Le Monde'da yer alan haberde, 7 Kasım'da yapılan açılışta ev sahibi Fas, COP22 konferanslarının, 2015 Aralık'ta Paris'te düzenlenmiş olan COP21'de yapılmış olan anlaşmanın değerlendirmesinden ibaret olmamasını istiyor.
Kuşkusuz ki, COP21 Anlaşması'nın taraflarının yeniden bir araya gelmeleri önemli; ama Fas, COP22'nin Afrika ve Güney ülkelerinin taleplerini yeniden ele alması yönünde irade beyanında bulunuyor. Çünkü Afrika'nın ve Güney'in bu alanda acele ettikleri bilinen bir gerçek. Paris'te anlaşmaya varılırken, iklim değişikliğinin önlenmesine ilişkin koşulların uygulanması için bu ülkelere bazı fonların seferber edileceği açıklanmıştı.
Donald Trump'ın ABD Başkanlığına seçilmesi, bu arada konferansta oluşmuş bulunan iyimser havayı dağıtıp bazı katılımcıların kuşkulara kapılmasına yol açtı. Trump, seçim kampanyası sırasında çevre konularını pek önemsemediğini ve seçildiği takdirde ABD'nin bu alandaki angajmanlarını gözden geçirebileceğini açıklamıştı.
ABD, COP21 Paris Anlaşması'ndan devletler hukuku açısından geri çekilemese bile ülkesinin, sera etkili gaz salınımının azaltılması yolundaki angajmanlarından cayabilir. Bu ise küresel ısınmayla uluslararası mücadeleye bir ölçüde darbe vurmaya yeterli olabilecektir. Oysa ABD, daha kısa süre önce Hangzhou Zirvesi'nde Çin ile örnek bir işbirliği yaparak anlaşmayı aynı anda birlikte onaylayıp yürürlüğe girmesi istikametinde en önemli adımın atılmasını sağlamıştı.

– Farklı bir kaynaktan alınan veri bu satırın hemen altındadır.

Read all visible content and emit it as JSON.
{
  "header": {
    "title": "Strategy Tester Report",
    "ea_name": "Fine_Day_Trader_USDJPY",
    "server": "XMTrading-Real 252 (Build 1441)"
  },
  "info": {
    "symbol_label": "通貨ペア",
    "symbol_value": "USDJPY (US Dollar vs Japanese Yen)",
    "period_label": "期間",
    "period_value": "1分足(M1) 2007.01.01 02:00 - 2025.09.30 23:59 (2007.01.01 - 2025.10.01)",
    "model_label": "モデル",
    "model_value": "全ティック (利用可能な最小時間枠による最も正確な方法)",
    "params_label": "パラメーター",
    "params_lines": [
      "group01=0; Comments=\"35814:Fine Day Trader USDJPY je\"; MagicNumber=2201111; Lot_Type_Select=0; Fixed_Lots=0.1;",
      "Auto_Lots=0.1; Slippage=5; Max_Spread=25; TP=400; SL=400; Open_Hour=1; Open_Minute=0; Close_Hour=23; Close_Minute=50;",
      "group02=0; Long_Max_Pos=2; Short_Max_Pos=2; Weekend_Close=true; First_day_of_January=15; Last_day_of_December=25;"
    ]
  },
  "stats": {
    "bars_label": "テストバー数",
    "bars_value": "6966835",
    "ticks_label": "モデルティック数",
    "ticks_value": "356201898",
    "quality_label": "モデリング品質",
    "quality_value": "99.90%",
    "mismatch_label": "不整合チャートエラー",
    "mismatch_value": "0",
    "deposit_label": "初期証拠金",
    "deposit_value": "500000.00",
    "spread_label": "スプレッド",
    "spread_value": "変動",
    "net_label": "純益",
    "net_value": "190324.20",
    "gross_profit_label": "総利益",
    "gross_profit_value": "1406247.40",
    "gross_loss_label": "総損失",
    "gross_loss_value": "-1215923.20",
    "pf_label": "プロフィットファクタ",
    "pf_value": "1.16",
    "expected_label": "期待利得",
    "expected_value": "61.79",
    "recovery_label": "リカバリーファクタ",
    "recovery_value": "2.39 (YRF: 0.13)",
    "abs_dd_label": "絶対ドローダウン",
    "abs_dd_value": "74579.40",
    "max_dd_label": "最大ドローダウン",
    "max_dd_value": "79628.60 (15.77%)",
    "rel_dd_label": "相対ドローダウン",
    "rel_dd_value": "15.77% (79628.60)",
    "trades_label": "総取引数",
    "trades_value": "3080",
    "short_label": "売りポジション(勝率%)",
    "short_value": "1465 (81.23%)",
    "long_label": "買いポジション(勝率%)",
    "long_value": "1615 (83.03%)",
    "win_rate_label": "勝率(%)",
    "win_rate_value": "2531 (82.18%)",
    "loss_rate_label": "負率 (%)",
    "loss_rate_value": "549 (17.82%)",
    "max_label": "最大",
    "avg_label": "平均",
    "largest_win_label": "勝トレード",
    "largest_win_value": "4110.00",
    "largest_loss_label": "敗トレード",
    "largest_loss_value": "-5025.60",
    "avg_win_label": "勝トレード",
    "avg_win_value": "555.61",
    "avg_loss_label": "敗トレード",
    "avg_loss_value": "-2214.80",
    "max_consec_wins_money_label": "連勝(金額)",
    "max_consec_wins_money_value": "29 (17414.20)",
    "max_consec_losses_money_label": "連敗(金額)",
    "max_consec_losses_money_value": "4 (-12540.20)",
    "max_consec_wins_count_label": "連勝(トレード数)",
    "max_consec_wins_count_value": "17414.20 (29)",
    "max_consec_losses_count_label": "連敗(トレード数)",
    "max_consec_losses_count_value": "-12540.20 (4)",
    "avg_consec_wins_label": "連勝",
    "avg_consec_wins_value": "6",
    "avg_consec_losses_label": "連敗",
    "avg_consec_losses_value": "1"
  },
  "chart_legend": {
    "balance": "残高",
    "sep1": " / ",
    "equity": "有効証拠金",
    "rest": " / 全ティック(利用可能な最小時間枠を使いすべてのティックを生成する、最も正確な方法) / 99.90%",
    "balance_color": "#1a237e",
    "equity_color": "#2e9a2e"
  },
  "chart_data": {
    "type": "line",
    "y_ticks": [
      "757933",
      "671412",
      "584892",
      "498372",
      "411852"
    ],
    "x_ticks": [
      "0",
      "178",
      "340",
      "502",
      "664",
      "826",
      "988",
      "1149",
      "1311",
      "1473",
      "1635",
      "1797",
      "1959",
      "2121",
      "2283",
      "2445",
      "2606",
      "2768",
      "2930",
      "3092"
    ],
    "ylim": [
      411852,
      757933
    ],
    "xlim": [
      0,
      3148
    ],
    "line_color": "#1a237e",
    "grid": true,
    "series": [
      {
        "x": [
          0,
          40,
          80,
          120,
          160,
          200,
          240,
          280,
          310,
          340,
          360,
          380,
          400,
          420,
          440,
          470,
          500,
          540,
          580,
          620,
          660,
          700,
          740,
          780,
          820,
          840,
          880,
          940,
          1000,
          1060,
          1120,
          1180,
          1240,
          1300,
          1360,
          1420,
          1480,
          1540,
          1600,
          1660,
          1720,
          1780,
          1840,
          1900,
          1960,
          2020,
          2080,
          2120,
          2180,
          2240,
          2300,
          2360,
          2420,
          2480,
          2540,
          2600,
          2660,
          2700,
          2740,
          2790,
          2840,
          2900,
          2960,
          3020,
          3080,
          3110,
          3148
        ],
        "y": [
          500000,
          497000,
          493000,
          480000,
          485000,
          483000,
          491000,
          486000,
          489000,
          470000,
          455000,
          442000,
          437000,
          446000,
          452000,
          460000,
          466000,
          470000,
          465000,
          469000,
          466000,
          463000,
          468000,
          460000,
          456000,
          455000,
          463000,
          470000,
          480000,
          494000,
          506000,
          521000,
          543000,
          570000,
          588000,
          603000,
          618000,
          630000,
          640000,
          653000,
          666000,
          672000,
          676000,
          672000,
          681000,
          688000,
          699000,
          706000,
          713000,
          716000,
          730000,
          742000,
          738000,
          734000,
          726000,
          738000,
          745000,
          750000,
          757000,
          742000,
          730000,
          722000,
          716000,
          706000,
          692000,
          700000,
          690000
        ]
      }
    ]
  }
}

Bu aşamada Çin, devler arasında küresel ısınmayla mücadele eden birinci güç olarak görülmekte. Esasen Marakeş'te süren COP22'nin, bu alanda Çin ile Afrika arasındaki ittifakın tescillenmesi anlamına gelecek gelişmelere sahne olması da, Çin stratejisinin bir parçası.
Son Dakika › Güncel › Trump'un seçilmesi COP22'de tereddütler oluşturdu - Son Dakika
Masaüstü bildirimlerimize izin vererek en son haberleri, analizleri ve derinlemesine içerikleri hemen öğrenin.
Sizin düşünceleriniz neler ?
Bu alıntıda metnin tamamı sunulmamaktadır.